Tim Albery’s 2009 production of Wagner’s opera has heaved back into port at the Royal Opera, with the ghost ship of legend once again casting a long shadow over Michael Levine’s set: a huge industrial ship’s deck, curved almost as vertiginously as a skate park half-pipe, over which scurries and slides a crew of oilskinned sailors. And once again the phantom Dutchman himself gets a memorable performance from Bryn Terfel. Vocally it’s not the same performance that he was able to give 15 years ago – he has to push against the orchestra at both the top and bottom of his range now, and his tenderness towards Senta comes across in his look more than his voice – but every word is meaningfully projected, every line full of character. Terfel has owned this role, here and elsewhere, and he’s not about to give it up.
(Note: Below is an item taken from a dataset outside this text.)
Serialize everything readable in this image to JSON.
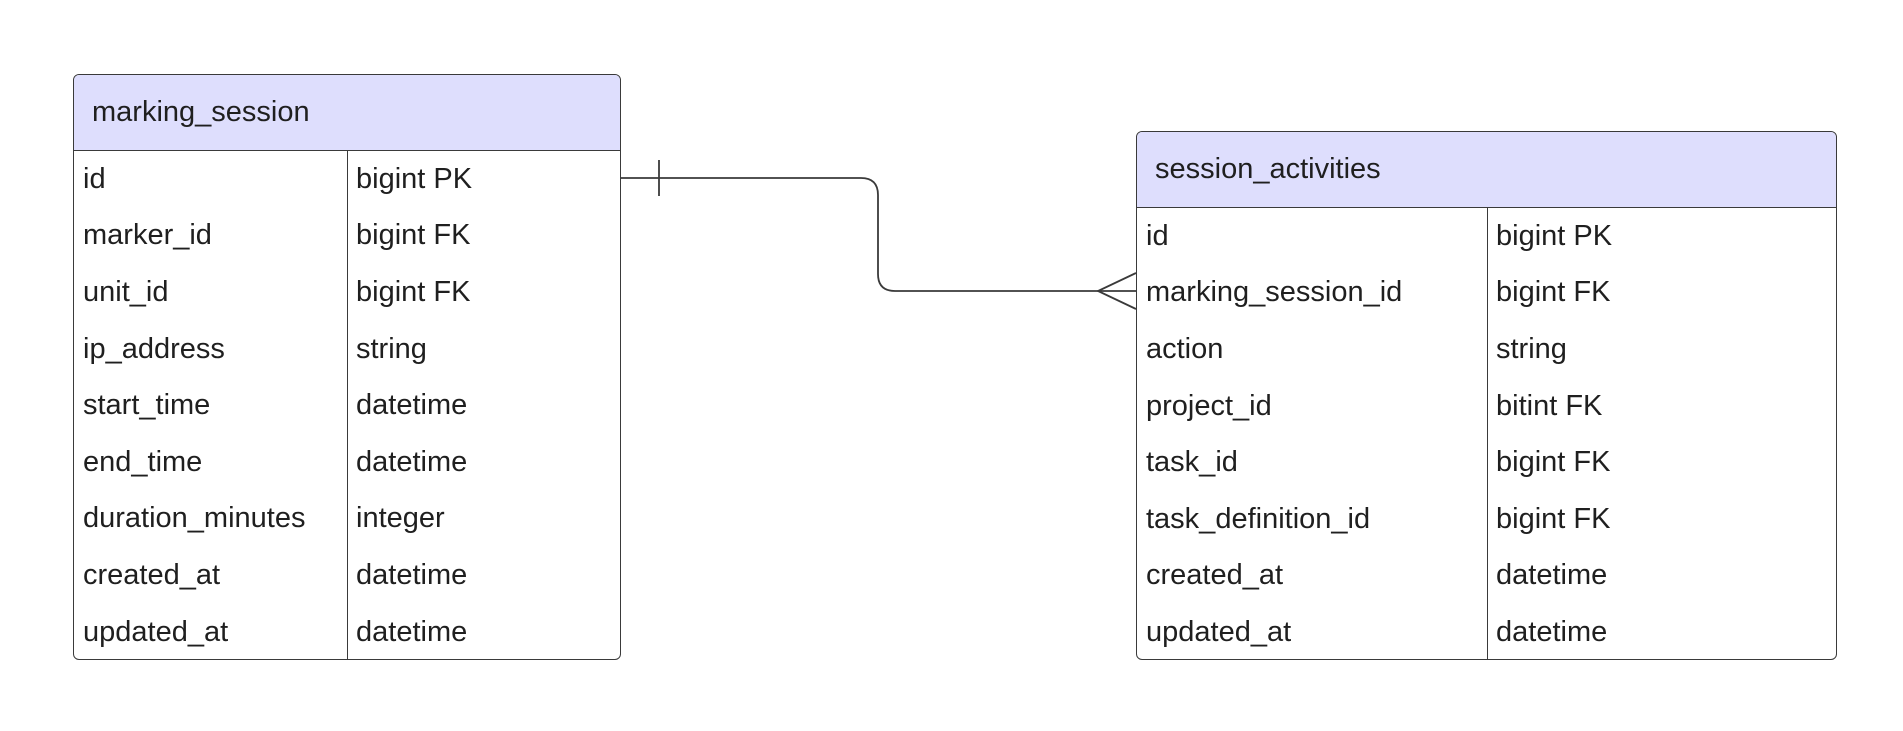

The Flying Dutchman is the work of a composer still in transition, from the established norms of 19th-century opera into the long-form mastery of his later works, and one might expect the odd dip in energy when its two-and-a-quarter hours are performed straight through without a break, as here. Yet even accounting for that, the revival feels slightly lukewarm. With Henrik Nánási conducting, the intensity of the orchestral playing comes and goes. Nánási can be strong on detail but is not consistently so – there are times when the orchestra provides the run-up to a big, bounding voice entry but the two don’t quite join up, and the effect falls flat. The women’s chorus, sung from behind ranks of sewing machines under eye-achingly bright striplights, itself sounds laborious, the rhythms overstressed.